Tetapi, respon yang diberikan Lidya berbanding terbalik dengan pikirannya. Harusnya wanita itu mengerti maksudnya melindungi kehormatannya itu. Ia hanya menarik napas perlahan, mencoba untuk menenangkan isi pikirannya.
Belum selesai memperbaiki kesalahan yang pertama, sekarang ditambah lagi masalah kedua. Semua ini terasa sangat berat bagi Yusuf, ia akan pergi jika memang Lidya sudah tidak membutuhkannya lagi.
Percuma mempunyai jabatan tinggi, sementara dirinya tidak pernah dihargai oleh orang lain, apalagi Lidya yang sebentar lagi akan menjadi istrinya.
Lidya memegang kepalanya yang terasa mau pecah. Ia semakin kesal dengan kenyataan, bahwa dengan sembrono ia menerima Yusuf sebagai calon suaminya. Apa yang akan terjadi jika setiap hari, ia akan terlibat emosi secara terus-terusan dengan Yusuf karena kecerobohan dan kepolosan lelaki itu. Adakah jalan lain yang bisa membawanya pada kedamaian, tanpa harus menikah.

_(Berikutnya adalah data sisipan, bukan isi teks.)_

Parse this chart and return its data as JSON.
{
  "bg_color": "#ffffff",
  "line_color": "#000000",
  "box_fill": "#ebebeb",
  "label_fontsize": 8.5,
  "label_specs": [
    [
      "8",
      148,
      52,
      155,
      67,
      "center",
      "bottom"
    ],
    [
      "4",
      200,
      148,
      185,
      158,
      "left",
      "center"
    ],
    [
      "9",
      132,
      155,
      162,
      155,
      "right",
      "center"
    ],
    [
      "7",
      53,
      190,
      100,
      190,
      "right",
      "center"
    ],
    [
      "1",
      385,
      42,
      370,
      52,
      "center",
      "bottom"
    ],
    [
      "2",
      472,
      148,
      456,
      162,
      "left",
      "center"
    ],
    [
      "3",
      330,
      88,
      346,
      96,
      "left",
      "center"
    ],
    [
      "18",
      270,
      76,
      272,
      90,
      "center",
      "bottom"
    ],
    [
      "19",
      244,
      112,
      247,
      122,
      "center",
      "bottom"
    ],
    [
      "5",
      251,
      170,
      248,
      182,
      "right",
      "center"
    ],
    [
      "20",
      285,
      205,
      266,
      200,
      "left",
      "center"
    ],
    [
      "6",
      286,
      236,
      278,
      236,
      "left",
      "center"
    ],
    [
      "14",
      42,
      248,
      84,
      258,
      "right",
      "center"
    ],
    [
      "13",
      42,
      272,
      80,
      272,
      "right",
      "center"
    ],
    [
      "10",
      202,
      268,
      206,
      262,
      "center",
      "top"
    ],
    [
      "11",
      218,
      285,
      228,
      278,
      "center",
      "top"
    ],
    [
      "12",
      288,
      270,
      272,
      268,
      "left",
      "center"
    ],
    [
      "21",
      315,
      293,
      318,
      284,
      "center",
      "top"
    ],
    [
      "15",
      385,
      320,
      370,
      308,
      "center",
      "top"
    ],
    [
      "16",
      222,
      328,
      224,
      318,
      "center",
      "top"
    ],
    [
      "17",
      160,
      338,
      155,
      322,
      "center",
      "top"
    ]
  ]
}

"Semua gara-gara orangtua itu. Aku bosan mengikuti kemauan mereka," kata Lidya dengan marah.
Ia menyalahkan semua kesialannya selama ini kepada keputusan orangtuanya. Belum cukup dirinya tidak pernah menuntut untuk selalu mendapat perhatian selama ini, sekarang malah dipaksa menerima pernikahan dengan lelaki udik yang selalu membuat tensinya mendidih.
"Gila! Gilaa! Akhhhh!!" Lidya melempar semua benda yang ada di dekatnya.